VITILLIGO

Senin, 19 Oktober 2009

Sampai saat ini belum diketahui penyebab pasti dari vitiligo. Beberapa hipotesis yang ada adalah hipotesis autoimun, neurohormonal, dan autositotoksik. tacrolimus diharapkan menjadi model utama terapi vitiligo di masa mendatang, menggeser kortikosteroid

Memiliki kulit putih merupakan idaman setiap orang. Lebih kelihatan cakep dan bersih, alasannya. Namun tidak semua kulit yang berwarna putih itu baik. Ada beberapa bagian yang tiba-tiba kulit tubuhnya menjadi putih berbentuk lingkaran yang sangat kontras dengan kulit sekitarnya yang coklat. Bercak putih itu ada di tangan dan kaki, bahkan di sekitar mata pun mulai kelihatan memutih. Tentu, kulit seperti ini bukan kulit putih yang diharapkan. Kulit putih itu ternyata abnormal yang biasa dikenal Vitiligo .

Kurangnya Zat Warna

Vitiligo, berdasarkan National Institute of Arthritis and Musculoskeletal and Skin Diseases (NIAMS), adalah penyakit kulit yang ditandai dengan adanya makula putih yang dapat meluas di beberapa bagian tubuh. Timbulnya makula putih tersebut disebabkan berkurangnya jumlah sel pembentuk pigmen (zat warna) kulit, yang dikenal dengan sel melanosit. Daerah tubuh yang bermukosa seperti mulut, hidung dan mata juga dapat mengalami penyakit ini.

Jumlah penderita penyakit kulit ini memang tidak terlalu banyak. Insidennya sekitar 0,1-8,8%. Di negeri Paman Sam, diperkirakan 2-5 juta penderita vitiligo. Penyakit ini tidak pandang bulu jadi tidak memilih ras atau jenis kelamin tertentu. Lebih kurang 50% penderita vitiligo banyak yang berusia dibawah 20 tahun.

Disinyalir Autoimun

Sampai saat ini belum diketahui penyebab pasti dari vitiligo. Beberapa hipotesis yang ada adalah hipotesis autoimun, neurohormonal, dan autositotoksik. Dari keempat hipotesis tersebut, hipotesis autoimunlah yang paling banyak diselidiki, karena faktanya, vitiligo memang banyak ditemukan berhubungan dengan penyakit autoimun, seperti alopecia areata, tiroiditis Hashimoto, penyakit Addison, anemia pernisiosa (anemia akibat defisiensi vitamin B12), gastritis atrofik, dan diabetes melitus tipe I.

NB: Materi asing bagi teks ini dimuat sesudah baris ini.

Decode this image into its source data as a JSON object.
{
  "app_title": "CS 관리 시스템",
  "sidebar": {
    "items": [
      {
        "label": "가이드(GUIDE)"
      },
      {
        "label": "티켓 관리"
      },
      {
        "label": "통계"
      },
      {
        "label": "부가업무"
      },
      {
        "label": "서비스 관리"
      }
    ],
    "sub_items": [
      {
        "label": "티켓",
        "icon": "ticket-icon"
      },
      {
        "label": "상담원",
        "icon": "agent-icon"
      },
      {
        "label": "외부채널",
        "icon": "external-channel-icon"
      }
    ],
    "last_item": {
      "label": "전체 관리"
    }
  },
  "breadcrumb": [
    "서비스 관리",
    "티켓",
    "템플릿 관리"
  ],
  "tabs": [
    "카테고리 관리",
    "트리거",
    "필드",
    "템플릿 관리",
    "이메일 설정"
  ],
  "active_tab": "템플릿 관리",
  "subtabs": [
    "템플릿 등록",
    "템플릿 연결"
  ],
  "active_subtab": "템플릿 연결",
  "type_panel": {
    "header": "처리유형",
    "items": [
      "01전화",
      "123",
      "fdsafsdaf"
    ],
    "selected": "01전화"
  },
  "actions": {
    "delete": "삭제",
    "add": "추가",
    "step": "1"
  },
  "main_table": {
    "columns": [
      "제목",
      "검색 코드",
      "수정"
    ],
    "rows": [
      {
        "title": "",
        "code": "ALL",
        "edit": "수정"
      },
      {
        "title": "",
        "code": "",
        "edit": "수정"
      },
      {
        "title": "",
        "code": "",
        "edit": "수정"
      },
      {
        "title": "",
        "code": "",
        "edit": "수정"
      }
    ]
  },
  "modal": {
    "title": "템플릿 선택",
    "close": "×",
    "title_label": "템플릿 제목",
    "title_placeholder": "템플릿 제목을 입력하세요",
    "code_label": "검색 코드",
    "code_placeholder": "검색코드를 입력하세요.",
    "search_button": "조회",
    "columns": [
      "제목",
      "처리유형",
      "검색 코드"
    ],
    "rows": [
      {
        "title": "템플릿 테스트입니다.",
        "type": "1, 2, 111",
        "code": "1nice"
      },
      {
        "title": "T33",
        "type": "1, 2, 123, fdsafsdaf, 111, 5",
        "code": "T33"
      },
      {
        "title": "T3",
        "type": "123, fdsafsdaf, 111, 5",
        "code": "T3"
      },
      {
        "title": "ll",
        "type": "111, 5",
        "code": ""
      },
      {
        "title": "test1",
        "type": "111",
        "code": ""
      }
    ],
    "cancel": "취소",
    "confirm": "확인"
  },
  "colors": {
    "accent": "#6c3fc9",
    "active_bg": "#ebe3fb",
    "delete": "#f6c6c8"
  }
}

Hasil penelitian yang menyokong hipotesis autoimun adalah terdeteksinya antibodi terhadap melanosit pada manusia atau hewan yang menderita vitiligo. Dikatakan, antibodi tersebut jarang terdapat pada orang yang sehat sehingga dinamakan antibodi vitiligo (vitiligo antibodies). Beberapa penelitian mengungkapkan bahwa antibodi vitiligo 'menyerang' tirosinase, salah satu antigen melanosit spesifik. Namun hal tersebut dibantah oleh Xie Z dkk seperti yang dimuat dalam Archive of Dermatology 1999.

Hipotesis autoimun diperkuat lagi dengan ditemukannya infiltrasi limfosit T pada hasil biopsi kulit yang terkena. Selain itu, pada penderita vitiligo juga ditemukan peningkatan jumlah reseptor IL-2, IL-6 dan IL-8.

Ada pendapat yang mengatakan bahwa vitiligo berkaitan dengan human leukocyte antigen (HLA). Jenis HLA tertentu dominan pada ras tertentu. Misalnya, HLA-DR4 lebih dominan pada orang kulit hitam, HLA-B13 pada orang Yahudi Moroccan dan HLA-B35 pada orang Yahudi Yemenite.

Hipotesis neurohormonal muncul karena keterlibatan norepinefrin (NE) dan monoamine oksidase (MAO) dalam patogenesis vitiligo. Sudah dibuktikan sebelumnya bahwa akson terminal dan melanosit di epidermis saling berhubungan melalui sinaps kimia dalam kulit manusia. Pada lesi vitiligo ditemukan terjadi peningkatan kadar katekolamin dari saraf autonom pada melanosit.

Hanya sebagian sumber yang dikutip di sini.